SmartZone：运行时支持在ARM TrustZone上安全高效的设备上推断

设备上推理是一种新兴的范例，它在终端设备上本地执行模型推理，允许私有数据保持本地。ARM TrustZone作为一个被广泛支持的可信执行环境，已被应用于为设备上推断提供机密性保护。然而，随着大型语言模型（llm）等大型模型的兴起，基于trustzone的设备上推理面临迁移困难和执行效率低下的挑战。TrustZone上的基本TEE操作系统既缺乏构建模型所需的推理运行时，也缺乏加速推理所需的并行支持。此外，终端设备上有限的安全内存资源进一步限制了模型的大小，降低了性能。在本文中，我们提出了SmartZone来为TrustZone上安全高效的设备上推断提供运行时支持。SmartZone主要由三个部分组成：(1)面向可信推理的操作符集，为DNN模型和llm的可信推理提供适应TrustZone执行模式的底层机制。(2)主动多线程并行支持，通过跨世界线程协作增加处于安全状态的CPU核数，实现并行性；(3)按需安全内存管理方法，基于预执行资源分析，静态分配适当的安全内存大小。我们在树莓派3B+板上实现了SmartZone的原型，并在四种知名的DNN模型和llama2 LLM上对其进行了评估。大量的实验结果表明，SmartZone在保持优异性能的同时，为设备上的推理提供端到端保护。与原始可信推理相比，SmartZone的推理速度提高了4.26美元，能耗降低了65.81%。
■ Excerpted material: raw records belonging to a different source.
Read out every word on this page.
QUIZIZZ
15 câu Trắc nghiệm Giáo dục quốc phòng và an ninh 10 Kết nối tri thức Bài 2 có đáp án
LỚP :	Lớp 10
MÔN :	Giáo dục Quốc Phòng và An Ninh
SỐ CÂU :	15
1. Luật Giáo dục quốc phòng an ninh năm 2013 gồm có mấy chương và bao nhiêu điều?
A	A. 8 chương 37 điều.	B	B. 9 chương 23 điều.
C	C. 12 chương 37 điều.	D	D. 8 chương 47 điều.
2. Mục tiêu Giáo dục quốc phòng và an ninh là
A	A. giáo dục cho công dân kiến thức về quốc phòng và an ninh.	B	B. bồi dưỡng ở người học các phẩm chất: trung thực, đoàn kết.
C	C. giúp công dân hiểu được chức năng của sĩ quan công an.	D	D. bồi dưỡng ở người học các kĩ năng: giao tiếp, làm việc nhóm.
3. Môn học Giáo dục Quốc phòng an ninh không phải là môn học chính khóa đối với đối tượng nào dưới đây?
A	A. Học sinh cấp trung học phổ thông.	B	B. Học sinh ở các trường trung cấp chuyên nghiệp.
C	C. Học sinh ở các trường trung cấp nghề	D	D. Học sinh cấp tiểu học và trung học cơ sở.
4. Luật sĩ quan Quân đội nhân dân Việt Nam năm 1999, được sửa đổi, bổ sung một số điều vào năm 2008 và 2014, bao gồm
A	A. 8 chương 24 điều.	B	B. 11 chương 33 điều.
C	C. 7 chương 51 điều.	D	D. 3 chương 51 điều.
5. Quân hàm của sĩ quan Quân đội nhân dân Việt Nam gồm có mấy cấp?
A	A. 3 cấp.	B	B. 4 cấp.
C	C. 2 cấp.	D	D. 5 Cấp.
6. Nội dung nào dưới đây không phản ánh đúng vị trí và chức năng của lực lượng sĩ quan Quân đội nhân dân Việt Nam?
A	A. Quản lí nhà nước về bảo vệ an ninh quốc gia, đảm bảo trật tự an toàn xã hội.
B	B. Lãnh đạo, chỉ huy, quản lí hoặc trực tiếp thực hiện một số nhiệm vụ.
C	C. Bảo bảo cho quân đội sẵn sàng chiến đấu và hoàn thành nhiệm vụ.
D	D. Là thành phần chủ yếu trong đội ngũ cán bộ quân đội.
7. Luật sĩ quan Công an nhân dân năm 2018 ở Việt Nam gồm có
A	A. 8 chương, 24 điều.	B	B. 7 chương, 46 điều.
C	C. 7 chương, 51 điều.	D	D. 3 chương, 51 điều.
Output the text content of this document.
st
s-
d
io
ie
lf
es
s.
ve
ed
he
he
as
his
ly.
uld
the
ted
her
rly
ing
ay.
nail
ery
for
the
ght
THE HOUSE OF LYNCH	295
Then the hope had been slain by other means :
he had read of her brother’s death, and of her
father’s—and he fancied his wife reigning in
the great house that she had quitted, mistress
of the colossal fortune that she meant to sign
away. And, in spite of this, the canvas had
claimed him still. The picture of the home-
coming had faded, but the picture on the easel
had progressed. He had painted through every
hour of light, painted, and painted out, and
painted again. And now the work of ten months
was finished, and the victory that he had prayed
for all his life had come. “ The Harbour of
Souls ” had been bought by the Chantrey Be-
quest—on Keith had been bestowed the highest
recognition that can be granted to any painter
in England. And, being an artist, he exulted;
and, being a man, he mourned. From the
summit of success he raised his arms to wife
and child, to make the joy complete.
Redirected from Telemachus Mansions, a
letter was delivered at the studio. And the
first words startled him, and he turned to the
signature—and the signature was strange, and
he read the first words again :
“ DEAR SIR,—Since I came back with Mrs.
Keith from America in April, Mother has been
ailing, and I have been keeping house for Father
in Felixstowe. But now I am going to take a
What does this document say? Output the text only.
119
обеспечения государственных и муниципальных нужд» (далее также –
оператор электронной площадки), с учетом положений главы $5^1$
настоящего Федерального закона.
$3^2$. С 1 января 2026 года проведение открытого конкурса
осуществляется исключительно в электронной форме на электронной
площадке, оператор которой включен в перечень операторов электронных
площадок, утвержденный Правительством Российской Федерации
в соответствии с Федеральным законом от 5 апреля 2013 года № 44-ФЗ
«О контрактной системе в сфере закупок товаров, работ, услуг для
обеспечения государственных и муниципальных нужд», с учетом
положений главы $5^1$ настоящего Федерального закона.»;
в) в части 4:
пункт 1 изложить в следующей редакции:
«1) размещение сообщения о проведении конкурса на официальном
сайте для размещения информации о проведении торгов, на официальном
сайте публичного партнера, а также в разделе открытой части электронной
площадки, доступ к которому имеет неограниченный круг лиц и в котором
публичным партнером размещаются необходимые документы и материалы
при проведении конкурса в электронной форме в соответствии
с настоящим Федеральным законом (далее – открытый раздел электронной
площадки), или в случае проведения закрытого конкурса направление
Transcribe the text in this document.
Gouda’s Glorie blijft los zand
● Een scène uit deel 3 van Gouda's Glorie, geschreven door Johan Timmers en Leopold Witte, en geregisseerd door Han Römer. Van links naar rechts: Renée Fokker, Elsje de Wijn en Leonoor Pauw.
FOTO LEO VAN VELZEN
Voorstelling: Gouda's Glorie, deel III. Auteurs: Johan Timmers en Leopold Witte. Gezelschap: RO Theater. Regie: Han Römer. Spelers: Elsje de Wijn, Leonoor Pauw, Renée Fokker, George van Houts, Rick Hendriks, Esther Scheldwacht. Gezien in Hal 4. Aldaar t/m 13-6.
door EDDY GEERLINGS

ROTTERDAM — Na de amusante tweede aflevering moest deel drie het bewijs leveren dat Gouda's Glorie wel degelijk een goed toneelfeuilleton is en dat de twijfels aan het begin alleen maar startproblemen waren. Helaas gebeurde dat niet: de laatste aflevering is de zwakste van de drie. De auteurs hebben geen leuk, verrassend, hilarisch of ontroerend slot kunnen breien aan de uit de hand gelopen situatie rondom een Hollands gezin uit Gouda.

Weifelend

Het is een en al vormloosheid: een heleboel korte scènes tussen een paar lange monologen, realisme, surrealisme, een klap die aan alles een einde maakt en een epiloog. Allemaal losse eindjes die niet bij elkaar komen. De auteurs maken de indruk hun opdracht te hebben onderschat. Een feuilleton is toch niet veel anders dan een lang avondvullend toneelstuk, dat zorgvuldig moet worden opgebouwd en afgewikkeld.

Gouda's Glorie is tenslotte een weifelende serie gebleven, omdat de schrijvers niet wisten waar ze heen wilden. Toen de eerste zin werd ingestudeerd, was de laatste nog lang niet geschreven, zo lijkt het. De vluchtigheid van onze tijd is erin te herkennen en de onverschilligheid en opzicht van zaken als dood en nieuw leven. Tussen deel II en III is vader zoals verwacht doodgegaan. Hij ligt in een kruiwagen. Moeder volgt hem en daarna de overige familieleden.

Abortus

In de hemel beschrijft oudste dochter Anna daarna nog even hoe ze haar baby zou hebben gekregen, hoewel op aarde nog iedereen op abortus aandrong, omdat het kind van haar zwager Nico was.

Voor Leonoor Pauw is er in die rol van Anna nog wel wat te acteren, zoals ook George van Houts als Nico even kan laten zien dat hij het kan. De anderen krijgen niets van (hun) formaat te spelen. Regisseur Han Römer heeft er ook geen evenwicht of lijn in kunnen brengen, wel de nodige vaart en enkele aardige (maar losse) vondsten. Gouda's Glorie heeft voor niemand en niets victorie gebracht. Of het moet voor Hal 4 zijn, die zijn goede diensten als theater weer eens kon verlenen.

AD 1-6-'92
本文章由计算机程序翻译，如有差异，请以英文原文为准。

求助全文

约1分钟内获得全文求助全文

来源期刊

IEEE Transactions on Computers 工程技术-工程：电子与电气

CiteScore

6.60

自引率

5.40%

发文量

199

审稿时长

6.0 months

期刊介绍： The IEEE Transactions on Computers is a monthly publication with a wide distribution to researchers, developers, technical managers, and educators in the computer field. It publishes papers on research in areas of current interest to the readers. These areas include, but are not limited to, the following: a) computer organizations and architectures; b) operating systems, software systems, and communication protocols; c) real-time systems and embedded systems; d) digital devices, computer components, and interconnection networks; e) specification, design, prototyping, and testing methods and tools; f) performance, fault tolerance, reliability, security, and testability; g) case studies and experimental and theoretical evaluations; and h) new and important applications and trends.